Но что есть привычка, если не эманация души?

– Не угостите табачком? – спросил он, матеря себя в душе, за просительный тон.

Словно мальчишка какой! Попрошайка рыночный…

– Конечно! – улыбнулась женщина, а улыбка у нее получалась не от мира сего, живая и светлая, от которой тут же начинала кружиться голова. – Курите на здоровье!

И она подвинула к нему по столешнице кисет и тонкую пачку настоящей курительной бумаги.

Кравцов тронул верхний листок кончиками темных узловатых пальцев. Бумага оказалась по-настоящему качественной, тонкой и рыхлой с шероховатой поверхностью…

"Рисовая бумага? Однако!"

Кравцов оторвал листик и развязал кисет. Ну, он, в принципе, знал, что случится, поскольку товарищ Рашель успела "подымить" при нем два или три раза, но все равно удивился. Такого качественного табака бывший командарм давно не курил. То есть в прошлой жизни, разумеется. В этой он не курил пока вовсе.

– Богато живете!

– Да уж… – смущенно улыбнулась инструктор. – Контрабанда… Нехорошо, конечно, но…

– Все путем, товарищ Кайдановская.

Пальцы не слушались, но это полбеды. Его вдруг посетили опасения. А что если Иона его не признает? Или не захочет признать…

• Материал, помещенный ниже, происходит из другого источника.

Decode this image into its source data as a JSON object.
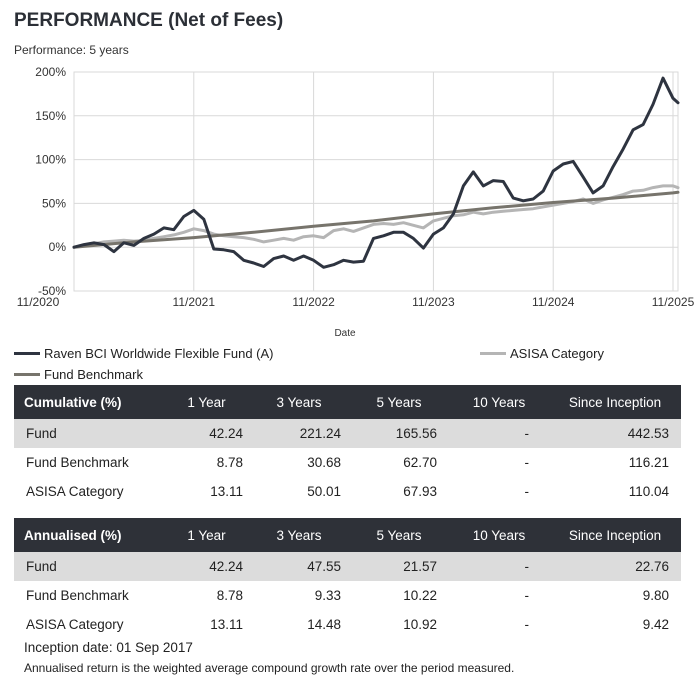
{
  "header": {
    "title": "PERFORMANCE (Net of Fees)",
    "subtitle": "Performance: 5 years"
  },
  "colors": {
    "fund": "#2e3440",
    "benchmark": "#77746c",
    "category": "#b5b5b5",
    "grid": "#d9d9d9",
    "table_header": "#2e3138",
    "row_shade": "#dcdcdc"
  },
  "chart_data": {
    "type": "line",
    "xlabel": "Date",
    "ylabel": "",
    "ylim": [
      -50,
      200
    ],
    "yticks": [
      -50,
      0,
      50,
      100,
      150,
      200
    ],
    "ytick_labels": [
      "-50%",
      "0%",
      "50%",
      "100%",
      "150%",
      "200%"
    ],
    "xlim": [
      0,
      60.5
    ],
    "xtick_labels": [
      "11/2020",
      "11/2021",
      "11/2022",
      "11/2023",
      "11/2024",
      "11/2025"
    ],
    "xticks": [
      0,
      12,
      24,
      36,
      48,
      60
    ],
    "grid": true,
    "series": [
      {
        "name": "Raven BCI Worldwide Flexible Fund (A)",
        "key": "fund",
        "x": [
          0,
          1,
          2,
          3,
          4,
          5,
          6,
          7,
          8,
          9,
          10,
          11,
          12,
          13,
          14,
          15,
          16,
          17,
          18,
          19,
          20,
          21,
          22,
          23,
          24,
          25,
          26,
          27,
          28,
          29,
          30,
          31,
          32,
          33,
          34,
          35,
          36,
          37,
          38,
          39,
          40,
          41,
          42,
          43,
          44,
          45,
          46,
          47,
          48,
          49,
          50,
          51,
          52,
          53,
          54,
          55,
          56,
          57,
          58,
          59,
          60,
          60.5
        ],
        "values": [
          0,
          3,
          5,
          3,
          -5,
          5,
          2,
          10,
          15,
          22,
          20,
          35,
          42,
          32,
          -2,
          -3,
          -5,
          -15,
          -18,
          -22,
          -13,
          -10,
          -15,
          -10,
          -15,
          -23,
          -20,
          -15,
          -17,
          -16,
          10,
          13,
          17,
          17,
          10,
          -1,
          15,
          22,
          38,
          70,
          86,
          70,
          76,
          75,
          56,
          53,
          55,
          64,
          87,
          95,
          98,
          80,
          62,
          70,
          92,
          112,
          134,
          140,
          163,
          193,
          170,
          165
        ]
      },
      {
        "name": "Fund Benchmark",
        "key": "benchmark",
        "x": [
          0,
          6,
          12,
          18,
          24,
          30,
          36,
          42,
          48,
          54,
          60,
          60.5
        ],
        "values": [
          0,
          6,
          11,
          17,
          24,
          30,
          38,
          45,
          51,
          56,
          62,
          62.7
        ]
      },
      {
        "name": "ASISA Category",
        "key": "category",
        "x": [
          0,
          1,
          2,
          3,
          4,
          5,
          6,
          7,
          8,
          9,
          10,
          11,
          12,
          13,
          14,
          15,
          16,
          17,
          18,
          19,
          20,
          21,
          22,
          23,
          24,
          25,
          26,
          27,
          28,
          29,
          30,
          31,
          32,
          33,
          34,
          35,
          36,
          37,
          38,
          39,
          40,
          41,
          42,
          43,
          44,
          45,
          46,
          47,
          48,
          49,
          50,
          51,
          52,
          53,
          54,
          55,
          56,
          57,
          58,
          59,
          60,
          60.5
        ],
        "values": [
          0,
          2,
          4,
          6,
          7,
          8,
          7,
          8,
          10,
          12,
          14,
          17,
          21,
          19,
          15,
          13,
          12,
          11,
          9,
          6,
          8,
          10,
          8,
          12,
          13,
          11,
          19,
          21,
          18,
          22,
          26,
          27,
          26,
          28,
          25,
          22,
          30,
          33,
          36,
          37,
          40,
          38,
          40,
          41,
          42,
          43,
          44,
          46,
          48,
          50,
          52,
          55,
          50,
          54,
          57,
          60,
          64,
          65,
          68,
          70,
          70,
          67.9
        ]
      }
    ],
    "legend": [
      {
        "label": "Raven BCI Worldwide Flexible Fund (A)",
        "key": "fund"
      },
      {
        "label": "ASISA Category",
        "key": "category"
      },
      {
        "label": "Fund Benchmark",
        "key": "benchmark"
      }
    ]
  },
  "tables": [
    {
      "header": [
        "Cumulative (%)",
        "1 Year",
        "3 Years",
        "5 Years",
        "10 Years",
        "Since Inception"
      ],
      "rows": [
        [
          "Fund",
          "42.24",
          "221.24",
          "165.56",
          "-",
          "442.53"
        ],
        [
          "Fund Benchmark",
          "8.78",
          "30.68",
          "62.70",
          "-",
          "116.21"
        ],
        [
          "ASISA Category",
          "13.11",
          "50.01",
          "67.93",
          "-",
          "110.04"
        ]
      ]
    },
    {
      "header": [
        "Annualised (%)",
        "1 Year",
        "3 Years",
        "5 Years",
        "10 Years",
        "Since Inception"
      ],
      "rows": [
        [
          "Fund",
          "42.24",
          "47.55",
          "21.57",
          "-",
          "22.76"
        ],
        [
          "Fund Benchmark",
          "8.78",
          "9.33",
          "10.22",
          "-",
          "9.80"
        ],
        [
          "ASISA Category",
          "13.11",
          "14.48",
          "10.92",
          "-",
          "9.42"
        ]
      ]
    }
  ],
  "footer": {
    "inception": "Inception date: 01 Sep 2017",
    "note": "Annualised return is the weighted average compound growth rate over the period measured."
  }
}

В Гражданскую много чего происходило даже и между своими. Впрочем, "свои" – понятие относительное, а не абсолютное. Возможны изменения. Иногда серьезные. Во всяком случае, во время августовских событий 1919-го, партийный командир Кравцов весьма скептически отнесся к "директиве" наркома Подвойского. Ему совсем не очевидными казались причины, по которым один бандит, Григорий Котовский, может стать комбригом в Сорок пятой дивизии Якира, а другой – Винницкий-Япончик, не может быть у первого командиром полка. Убийство Япончика дурно пахло. Так Кравцов и сказал начдиву-Сорок пять Ионе Якиру. Но это в августе девятнадцатого, а после были еще осень и зима, и отношения с Якиром словно бы пошли на лад… Впрочем, тогда Кравцов был командармом, а теперь он – никто.

Он все-таки свернул самокрутку и с грехом пополам закурил. Но, лучше бы, этого не делал. Горло как наждаком продрало, и легкие, словно бы, схлопнулись, перестав вмещать воздух.

– Вы… Вы как, товарищ? – вопросы перепуганного инструктора не сразу дошли до закатившего глаза Кравцова.

"Я?" – он с удивлением обнаружил себя на полу. Перед глазами плыли цветные круги, и встревоженное лицо Рашель Кайдановской расплывалось и ускользало.

– Я… – собственный голос показался скрипом ржавых петель.

– Живой! – облегченно выдохнула Кайдановская. – А то уж я испугалась. Вы так…

Но тут за тонкой дверью послышался быстро усиливающийся шум. Голоса, громкие звуки шагов в подкованных сталью сапогах. В дверь стукнули, и она тут же – почти без паузы – распахнулась.

– Показывайте покойника! – потребовал кто-то перетянутый ремнями, и Кравцов наконец нашел в себе силы сесть.

– Здравствуйте Иона Эммануилович, – через силу сказал он, узнав военного.

Якир практически не изменился. Такой же молодой, энергичный, черноволосый… Впрочем рассмотреть детали Кравцов пока не мог. Приходилось исходить из общего впечатления, а оно именно таким и было: Якир.

– Так, – лицо Якира, по-видимому, дрогнуло.

Во всяком случае, Кравцову показалось, что вид "живого трупа" произвел на начдива-Сорок пять некое сильное впечатление.

– Таак… – правда жизни открывалась перед Якиром медленно, с трудом и не без боли, что говорило в его пользу. – Макс Давыдович? Ведь я не сплю?